Estamos en la era de internet, de hacer películas con los aparatos que llevamos en el bolsillo para llamar. Según Haneke, Internet es la nueva religión, y una manera de tenernos incomunicados y ausentes de lo que ocurre a nuestro alrededor fuera de la pantalla; las tres dimensiones de la vida real pasan por nuestro lado mientras miramos videos de YouTube. En el film, tras esos primeros planos grabados con el móvil y en posición vertical- en un intento de parecer moderno- , pasamos al derrumbamiento de unas obras que predicen lo que vamos a ver a continuación.
Haneke sorprende una vez más con una obra fiel a su estilo sobrio pero que habla de temas que siempre ha plasmado en su cine. Obsesionado con las relaciones personales y la familia, en Happy End conocemos a una de clase alta cuyos miembros viven en la más absoluta incomunicación, aislados en sí mismos.
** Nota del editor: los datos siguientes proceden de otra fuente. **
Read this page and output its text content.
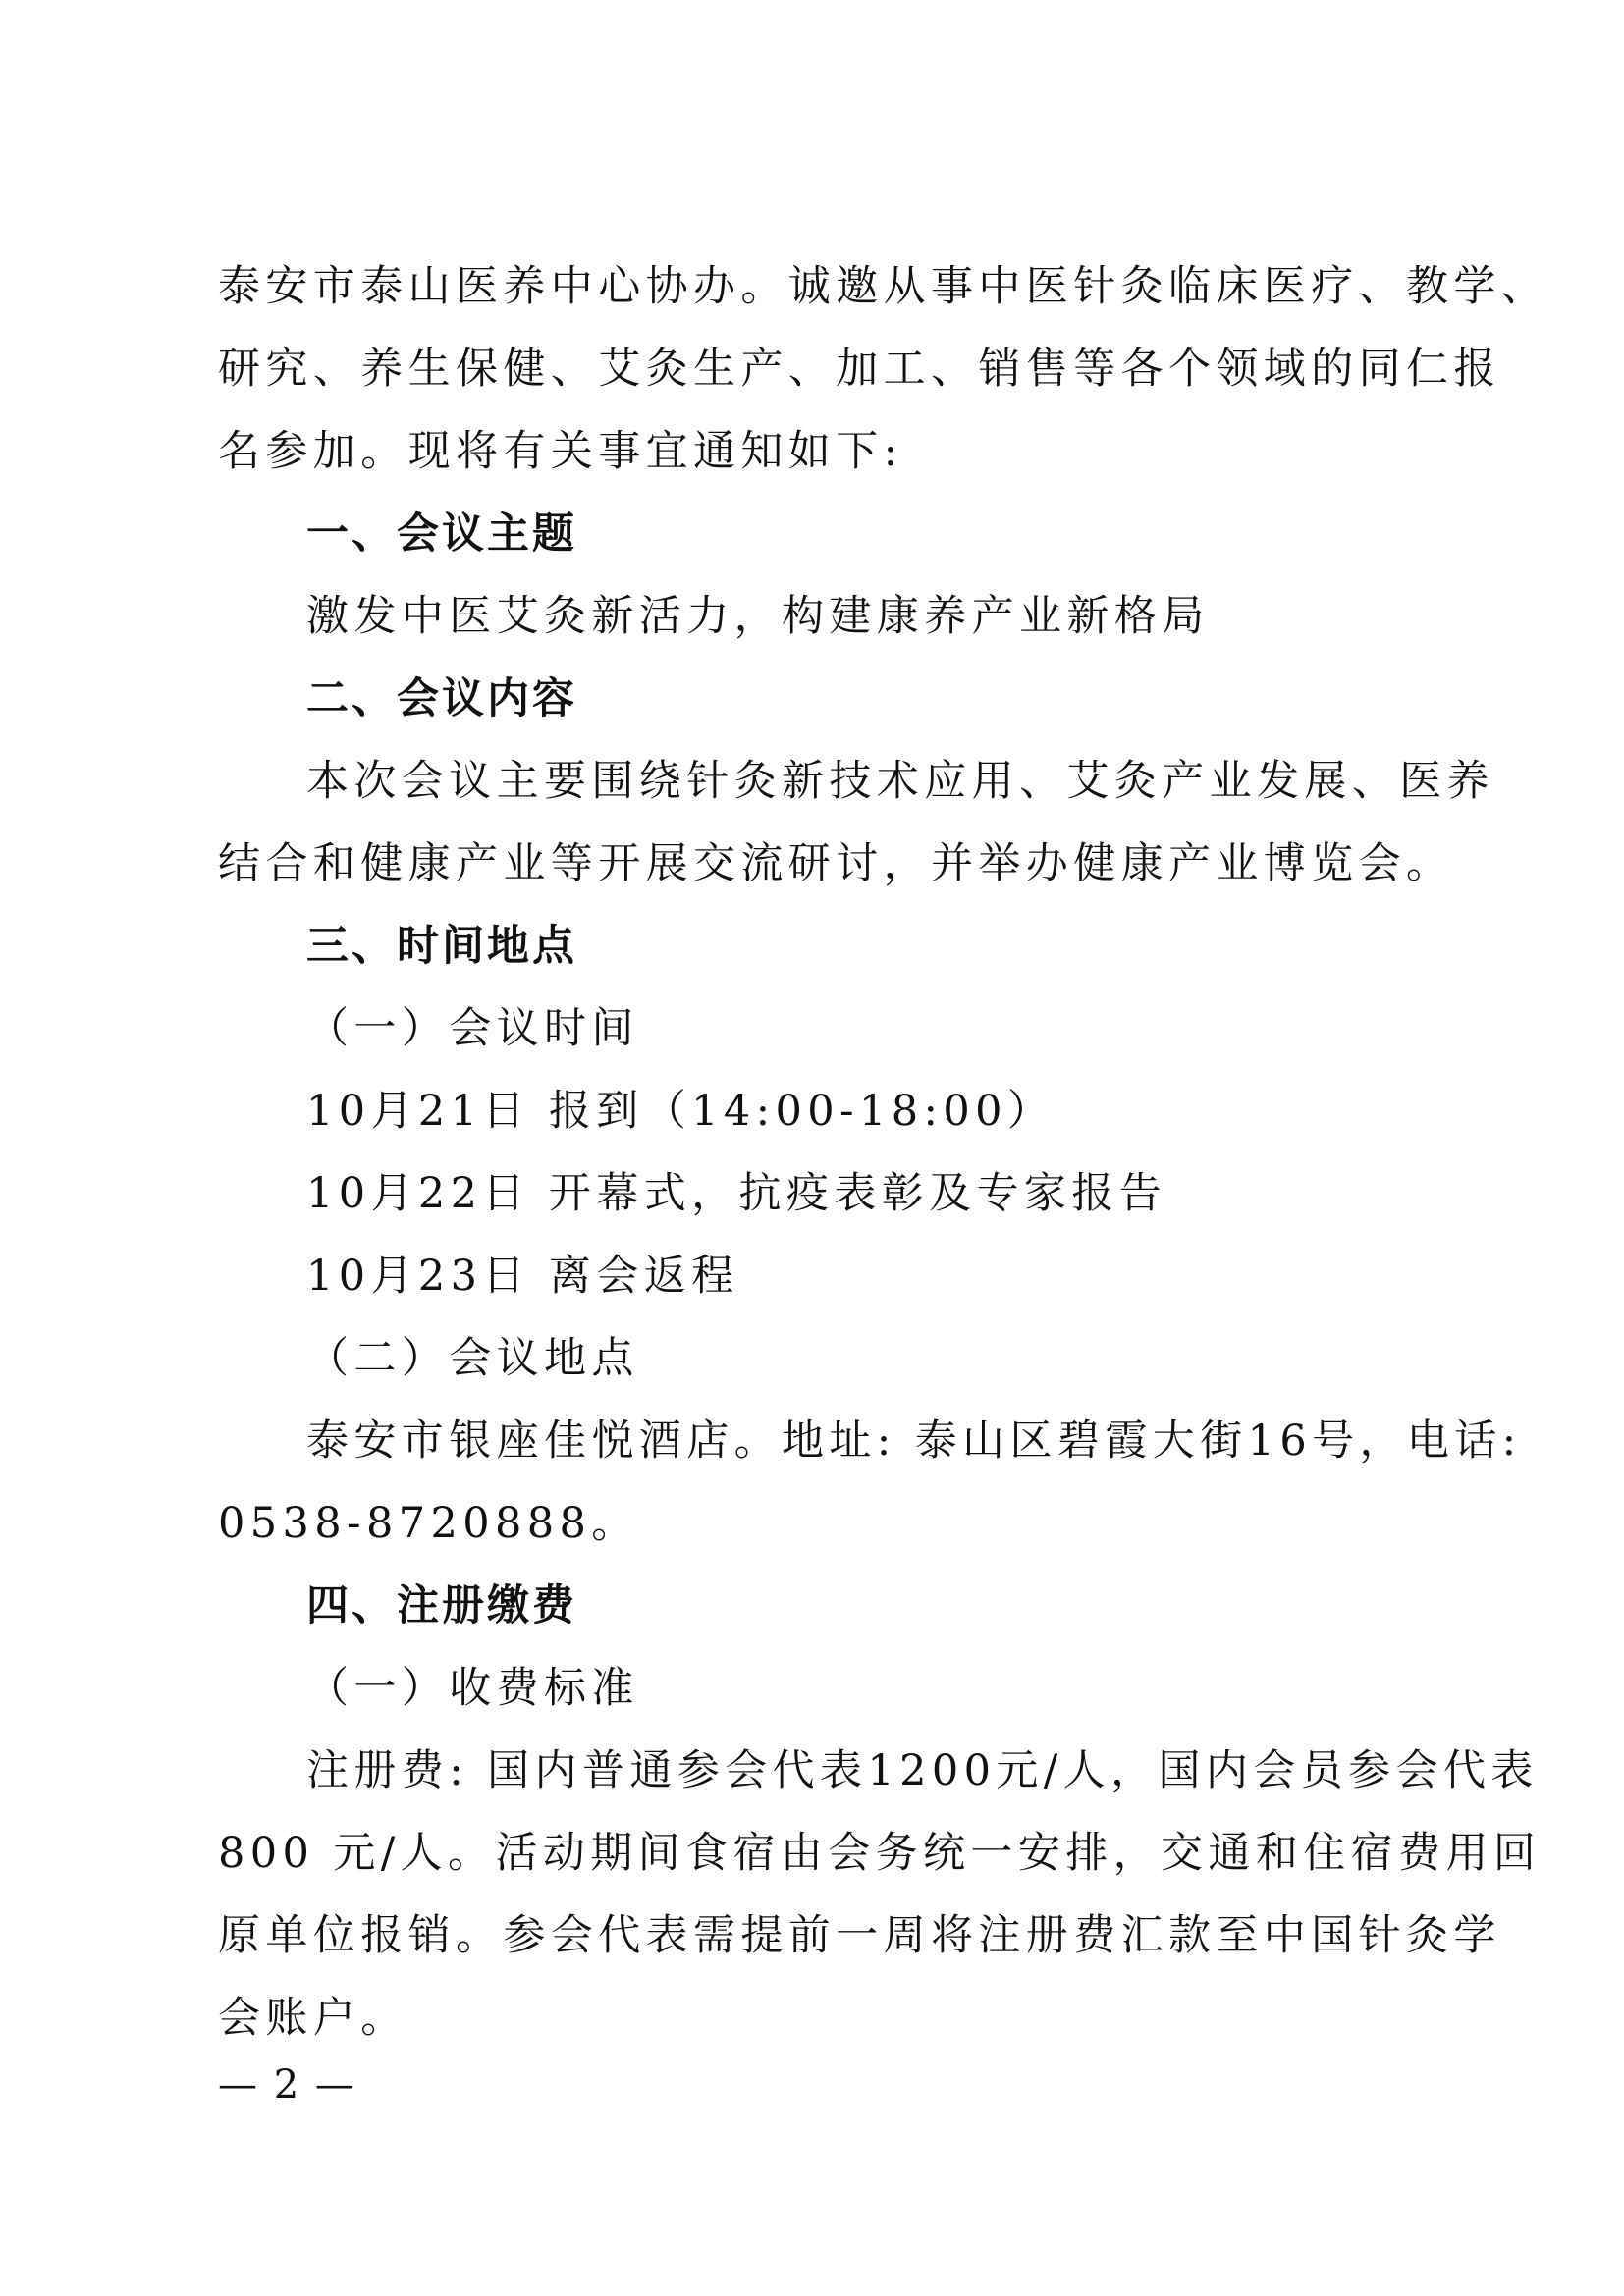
泰安市泰山医养中心协办。诚邀从事中医针灸临床医疗、教学、
研究、养生保健、艾灸生产、加工、销售等各个领域的同仁报
名参加。现将有关事宜通知如下:
一、会议主题
激发中医艾灸新活力，构建康养产业新格局
二、会议内容
本次会议主要围绕针灸新技术应用、艾灸产业发展、医养
结合和健康产业等开展交流研讨，并举办健康产业博览会。
三、时间地点
（一）会议时间
10月21日 报到（14:00-18:00）
10月22日 开幕式，抗疫表彰及专家报告
10月23日 离会返程
（二）会议地点
泰安市银座佳悦酒店。地址: 泰山区碧霞大街16号，电话:
0538-8720888。
四、注册缴费
（一）收费标准
注册费: 国内普通参会代表1200元/人，国内会员参会代表
800 元/人。活动期间食宿由会务统一安排，交通和住宿费用回
原单位报销。参会代表需提前一周将注册费汇款至中国针灸学
会账户。
— 2 —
El egoísmo puro de la clase burguesa que mira hacia otro lado cuando les hablan de refugiados y de una crisis que ni les ha rozado. Como suele ocurrir con el director austriaco, el espectador es sujeto omnipresente, pero ausente y externo de lo que les pasa a sus personajes. Aquí, un reparto coral encabezado por Isabell Huppert – pero solo en los créditos, esa niña roba el protagonismo a todos-, con unos personajes planos, cuyas acciones son siempre las mismas, y nosotros nos limitamos a ver lo que ocurre, impasibles.
El problema es cuando parece que no pasa nada o lo que pasa ya lo hemos visto anteriormente con su propia firma. Asistimos así a temas universales que nos plantea, como es la muerte -de nuevo- como parte de la vida, con una frialdad tan característica suya que se transmite desde las imágenes, con la puesta en escena, el carácter abrupto de cada personaje y la luz neutra de cada plano. Tanto es así, que nos cuesta mucho encontrar algo de humanidad en Happy End, incluso algo que nos interese o nos invite a participar. Su propio carácter como autor parece que juega en su contra, con un frío Haneke que vuelve tras la brillante Amor.